The Laudato Si 7 year Action plan is a journey towards total sustainability in the spirit of Laudato Si giving attention to the 7 Laudato Si Goals (LSGs): The Cry of the Earth, The Cry of the Poor, Ecological Economics, Adoption of Simple Life Styles, Ecological Education, Ecological Spirituality and Emphasis on Community Involvement and Participatory Action. See a reflection on (1) The Cry of the Earth, (2) The Cry of the Poor, (3) Ecological Economy.
Calling for adoption on simple lifestyles it is a call for sobriety in the use of resources and energy, avoiding single-use plastic, adopting a more plant-based diet and reducing meat consumption, greater use of public transport and avoid polluting modes of transportation, and behaviors such as these.
Pope Francis reminds us, “All of us can cooperate as instruments of God for the care of creation, each according to his or her own culture, experience, involvements and talents” (LS, 14), and, everyone can adopt a simple lifestyles. As a fourth of LSGs, the Adoption of Simple Life Styles is at the center of all the seven goals proposed by the Laudato Si encyclical.
Further, this commitment concerns more the other LSGs almost all the 7 social realities mentioned in the Encyclical - Families, Dioceses and Parishes, Schools, Universities and Colleges, Hospitals and Health Care Centers, Businesses and Agricultural Farms, Religious Orders. It is, therefore, useful to see in which way each one of these seven groups of institutions could and should answer, “The urgent challenge to protect our common home” and “bring the whole human family together to seek a sustainable and integral development, for we know that things can change” (LS, 13).
However, in our globalized world financial power it is at center of any good and bad plan and action concerning our common house, it should adopt good practices, as its own ‘simple Lifestyles’, since it is the first to adopt sobriety in the use of resources and energy.

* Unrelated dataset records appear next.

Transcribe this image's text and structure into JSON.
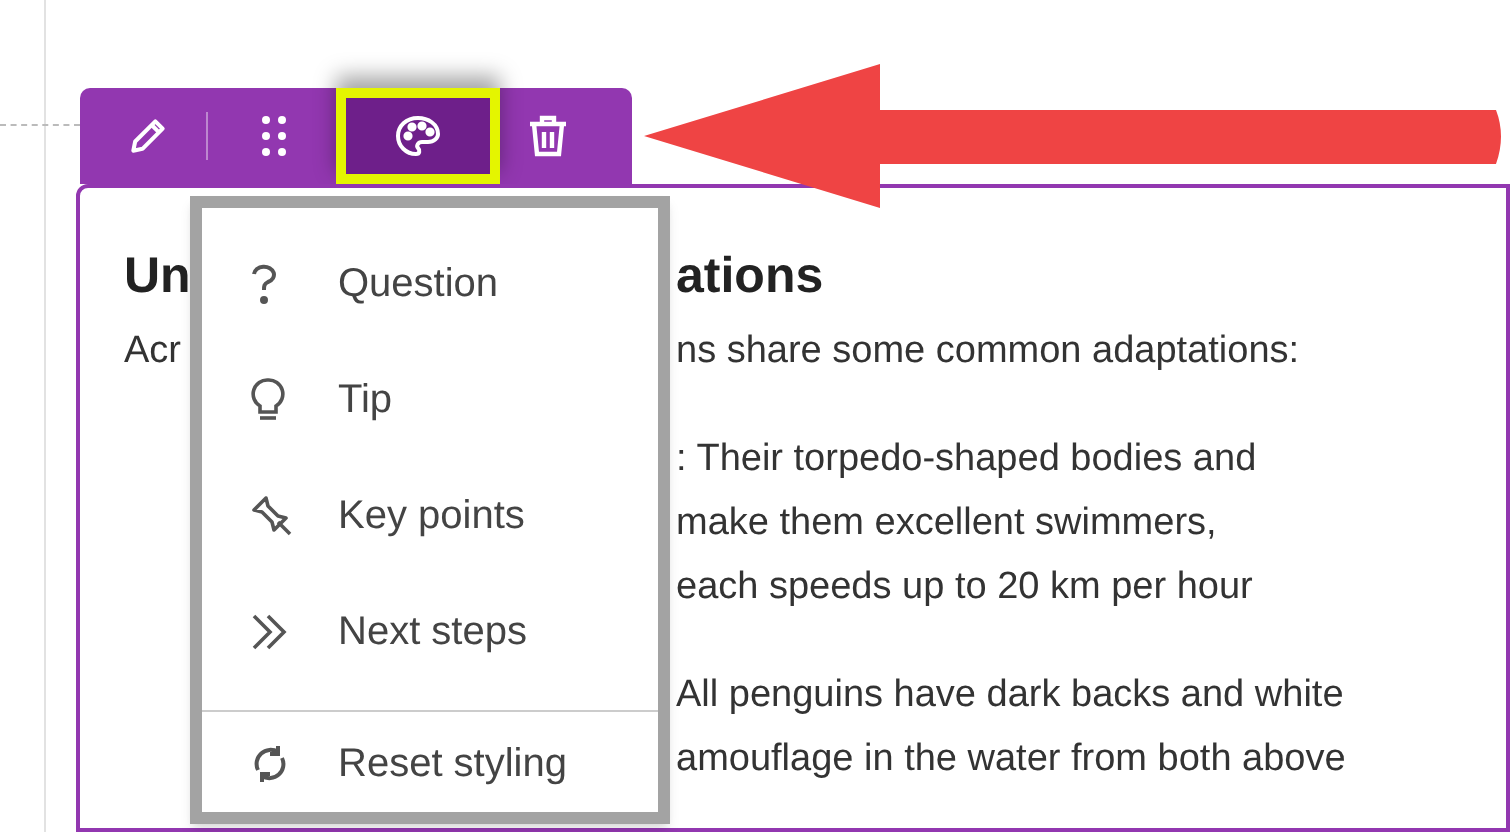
{
  "toolbar": {
    "buttons": [
      {
        "kind": "edit",
        "selected": false
      },
      {
        "kind": "drag",
        "selected": false
      },
      {
        "kind": "style",
        "selected": true
      },
      {
        "kind": "delete",
        "selected": false
      }
    ]
  },
  "card": {
    "lines": [
      {
        "kind": "heading",
        "left": "Un",
        "right": "ations"
      },
      {
        "kind": "text",
        "left": "Acr",
        "right": "ns share some common adaptations:"
      },
      {
        "kind": "text",
        "right": ": Their torpedo-shaped bodies and",
        "gap": true
      },
      {
        "kind": "text",
        "right": "make them excellent swimmers,"
      },
      {
        "kind": "text",
        "right": "each speeds up to 20 km per hour"
      },
      {
        "kind": "text",
        "right": "All penguins have dark backs and white",
        "gap": true
      },
      {
        "kind": "text",
        "right": "amouflage in the water from both above"
      }
    ]
  },
  "menu": {
    "items": [
      {
        "kind": "question",
        "label": "Question"
      },
      {
        "kind": "tip",
        "label": "Tip"
      },
      {
        "kind": "keypoints",
        "label": "Key points"
      },
      {
        "kind": "next",
        "label": "Next steps"
      }
    ],
    "footer": {
      "kind": "reset",
      "label": "Reset styling"
    }
  }
}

Actually, on April 4th2021, Pope Francis brought to the world’s attention this issue writing a message to the Participants in the 2021 Spring Meetings of the World Bank Group and International Monetary Fund, those he calls to assume at full their social and financial responsibilities. “For all our deeply-held convictions that all men and women are created equal, many of our brothers and sisters in the human family, especially those at the margins of society, are effectively excluded from the financial world. The pandemic, however, has reminded us once again that no one is saved alone.”
This conviction should focus the discussions that “contribute to a model of ‘recovery’ capable of generating new, more inclusive and sustainable solutions to support the real economy, assisting individuals and communities to achieve their deepest aspirations and the universal common good.” However, “The notion of recovery cannot be content to a return to an unequal and unsustainable model of economic and social life,” where a minority of the population owns half of its wealth.
Sometimes, pope Francis seems repetitive, in fact having cleared the central evangelical values, he tries to send them through in many and varied way, always aiming at the essential.
Here he focuses in bringing the attention to ecological conversion that only when adopted by all can simple life styles be assured. “Nor can we overlook […] the ‘ecological debt’ that exists especially between the global north and south. We are, in fact, in debt to nature itself, as well as the people and countries affected by human-induced ecological degradation and biodiversity loss.”
Therefore he calls “the financial industry, which is distinguished by its great creativity”, to prove its capacity of developing mechanisms for calculating this ecological debt. Developed countries should pay it “by significantly limiting their consumption of non-renewable energy or by assisting poorer countries to enact policies and programs of sustainable development.” And by “covering the costs of the innovation required for that purpose”, even the impoverished countries can afford a simple lifestyle, overcoming poverty without damaging nature’s life (See LSI, 51-52).”
If “all men and women are created equal,” those “many of our brothers and sisters in the human family, especially those at the margins of society,” cannot be either left behind in our journey toward a more dignified life, not be forced to destroy their habitat trying to survive.